Providing the Framework for Earthquake and Tsunami Early Warning in British Columbia, Canada: WARN, the Web-enabled Awareness Research Network

Tuesday, 15 December 2015
Poster Hall (Moscone South)
Benoit Pirenne, Andreas Rosenberger, Robert Crosby, Melissa MacArthur, Nick Allen and Mehrnaz Bayaki, Ocean Networks Canada, Victoria, BC, Canada
The main seismic hazard in western Canada is associated with the subduction of the Juan de Fuca plate under the North American continent. It threatens the major population centres of Vancouver and Victoria but also communities along the west coast of Vancouver Island, which face an additional threat from any earthquake-generated tsunami.

WARN is a project of Ocean Networks Canada (ONC), a not-for-profit organization that manages several ocean observatories on behalf of the University of Victoria.
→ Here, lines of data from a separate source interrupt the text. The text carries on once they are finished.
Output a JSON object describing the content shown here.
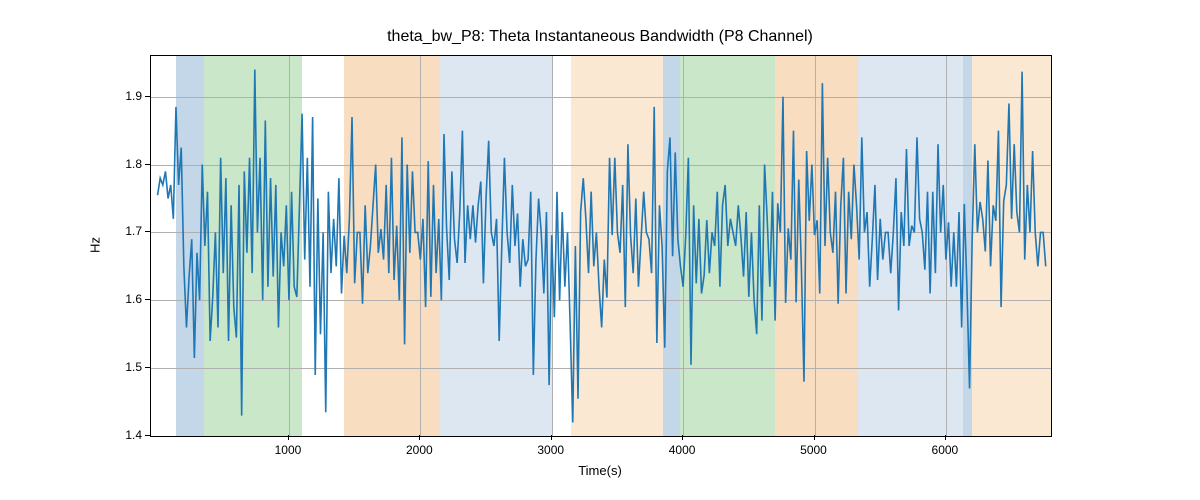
{
  "chart": {
    "type": "line",
    "title": "theta_bw_P8: Theta Instantaneous Bandwidth (P8 Channel)",
    "title_fontsize": 16,
    "xlabel": "Time(s)",
    "ylabel": "Hz",
    "label_fontsize": 13,
    "tick_fontsize": 12,
    "background_color": "#ffffff",
    "grid_color": "#b0b0b0",
    "line_color": "#1f77b4",
    "line_width": 1.6,
    "xlim": [
      -50,
      6800
    ],
    "ylim": [
      1.4,
      1.96
    ],
    "xticks": [
      1000,
      2000,
      3000,
      4000,
      5000,
      6000
    ],
    "yticks": [
      1.4,
      1.5,
      1.6,
      1.7,
      1.8,
      1.9
    ],
    "xtick_labels": [
      "1000",
      "2000",
      "3000",
      "4000",
      "5000",
      "6000"
    ],
    "ytick_labels": [
      "1.4",
      "1.5",
      "1.6",
      "1.7",
      "1.8",
      "1.9"
    ],
    "bands": [
      {
        "start": 140,
        "end": 350,
        "color": "#c3d7e8"
      },
      {
        "start": 350,
        "end": 1100,
        "color": "#cbe7c9"
      },
      {
        "start": 1420,
        "end": 2150,
        "color": "#f9ddc0"
      },
      {
        "start": 2150,
        "end": 3000,
        "color": "#dde7f2"
      },
      {
        "start": 3150,
        "end": 3850,
        "color": "#fbe8d3"
      },
      {
        "start": 3850,
        "end": 3980,
        "color": "#c3d7e8"
      },
      {
        "start": 3980,
        "end": 4700,
        "color": "#cbe7c9"
      },
      {
        "start": 4700,
        "end": 5330,
        "color": "#f9ddc0"
      },
      {
        "start": 5330,
        "end": 6130,
        "color": "#dde7f2"
      },
      {
        "start": 6130,
        "end": 6200,
        "color": "#c3d7e8"
      },
      {
        "start": 6200,
        "end": 6800,
        "color": "#fbe8d3"
      }
    ],
    "series_x_step": 20,
    "series_y": [
      1.755,
      1.78,
      1.77,
      1.79,
      1.75,
      1.77,
      1.72,
      1.885,
      1.77,
      1.825,
      1.65,
      1.56,
      1.635,
      1.69,
      1.515,
      1.67,
      1.6,
      1.8,
      1.68,
      1.76,
      1.54,
      1.605,
      1.7,
      1.56,
      1.81,
      1.64,
      1.78,
      1.54,
      1.74,
      1.59,
      1.545,
      1.77,
      1.43,
      1.79,
      1.67,
      1.81,
      1.64,
      1.94,
      1.7,
      1.81,
      1.6,
      1.865,
      1.62,
      1.78,
      1.635,
      1.77,
      1.56,
      1.7,
      1.65,
      1.74,
      1.6,
      1.76,
      1.62,
      1.605,
      1.74,
      1.875,
      1.66,
      1.81,
      1.62,
      1.87,
      1.49,
      1.75,
      1.55,
      1.7,
      1.435,
      1.76,
      1.64,
      1.72,
      1.65,
      1.78,
      1.61,
      1.695,
      1.64,
      1.72,
      1.87,
      1.625,
      1.7,
      1.7,
      1.595,
      1.74,
      1.64,
      1.68,
      1.74,
      1.8,
      1.67,
      1.705,
      1.66,
      1.77,
      1.64,
      1.81,
      1.63,
      1.71,
      1.6,
      1.84,
      1.535,
      1.8,
      1.67,
      1.79,
      1.7,
      1.7,
      1.66,
      1.72,
      1.59,
      1.805,
      1.605,
      1.77,
      1.64,
      1.72,
      1.6,
      1.845,
      1.705,
      1.63,
      1.79,
      1.69,
      1.655,
      1.73,
      1.85,
      1.655,
      1.74,
      1.69,
      1.74,
      1.685,
      1.74,
      1.775,
      1.625,
      1.75,
      1.835,
      1.7,
      1.68,
      1.72,
      1.54,
      1.68,
      1.81,
      1.7,
      1.655,
      1.77,
      1.68,
      1.728,
      1.62,
      1.69,
      1.65,
      1.66,
      1.76,
      1.49,
      1.66,
      1.75,
      1.7,
      1.61,
      1.73,
      1.475,
      1.696,
      1.575,
      1.76,
      1.6,
      1.73,
      1.62,
      1.7,
      1.565,
      1.42,
      1.68,
      1.455,
      1.73,
      1.78,
      1.72,
      1.64,
      1.76,
      1.65,
      1.7,
      1.62,
      1.56,
      1.66,
      1.604,
      1.81,
      1.696,
      1.81,
      1.7,
      1.67,
      1.77,
      1.59,
      1.83,
      1.696,
      1.64,
      1.75,
      1.62,
      1.69,
      1.76,
      1.7,
      1.69,
      1.64,
      1.885,
      1.537,
      1.74,
      1.68,
      1.53,
      1.79,
      1.84,
      1.665,
      1.818,
      1.69,
      1.65,
      1.62,
      1.695,
      1.81,
      1.505,
      1.74,
      1.625,
      1.72,
      1.61,
      1.637,
      1.718,
      1.64,
      1.7,
      1.68,
      1.76,
      1.62,
      1.74,
      1.77,
      1.68,
      1.72,
      1.7,
      1.68,
      1.74,
      1.693,
      1.635,
      1.73,
      1.605,
      1.7,
      1.6,
      1.55,
      1.74,
      1.57,
      1.8,
      1.72,
      1.62,
      1.76,
      1.57,
      1.743,
      1.7,
      1.9,
      1.596,
      1.706,
      1.66,
      1.85,
      1.597,
      1.778,
      1.65,
      1.48,
      1.82,
      1.717,
      1.8,
      1.696,
      1.718,
      1.61,
      1.92,
      1.68,
      1.81,
      1.7,
      1.67,
      1.76,
      1.595,
      1.74,
      1.81,
      1.61,
      1.76,
      1.69,
      1.8,
      1.74,
      1.66,
      1.84,
      1.7,
      1.73,
      1.62,
      1.69,
      1.77,
      1.63,
      1.72,
      1.66,
      1.7,
      1.7,
      1.64,
      1.7,
      1.78,
      1.585,
      1.73,
      1.68,
      1.823,
      1.68,
      1.71,
      1.7,
      1.84,
      1.72,
      1.7,
      1.645,
      1.76,
      1.61,
      1.76,
      1.64,
      1.83,
      1.7,
      1.77,
      1.66,
      1.715,
      1.62,
      1.7,
      1.62,
      1.73,
      1.56,
      1.742,
      1.62,
      1.47,
      1.69,
      1.83,
      1.7,
      1.745,
      1.72,
      1.672,
      1.806,
      1.65,
      1.74,
      1.717,
      1.85,
      1.59,
      1.746,
      1.77,
      1.89,
      1.72,
      1.83,
      1.73,
      1.7,
      1.937,
      1.66,
      1.77,
      1.7,
      1.82,
      1.7,
      1.65,
      1.7,
      1.7,
      1.65
    ]
  }
}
WARN integrates an array of off-shore and on-shore sensors, both strong motion seismometers and ocean bottom pressure recorders, into a real-time network that is capable of detecting and classifying the early phases of an earthquake rupture as well as waves generated by a local or distant tsunami source. All of WARN's instruments perform complex signal processing tasks on site, on-line and in real time.

For earthquakes, WARN’s software receives event reports and waveform parameters from off-shore and on-shore strong motion seismometers and associates them with an epicentre and an average magnitude based on their respective empirical relationships. A client application computes the local impact time and expected severity in terms of Modified Mercalli Intensity from its own location in relation the reported epicentre, origin time and magnitude.

Event reports from ocean bottom pressure recorders together with earthquake parameters are used to select precomputed scenarios from a tsunami propagation model and to forecast arrival times and inundation at specific points along the West coast of Vancouver Island.

WARN's architecture is extremely flexible and can incorporate high rate GNSS based observations.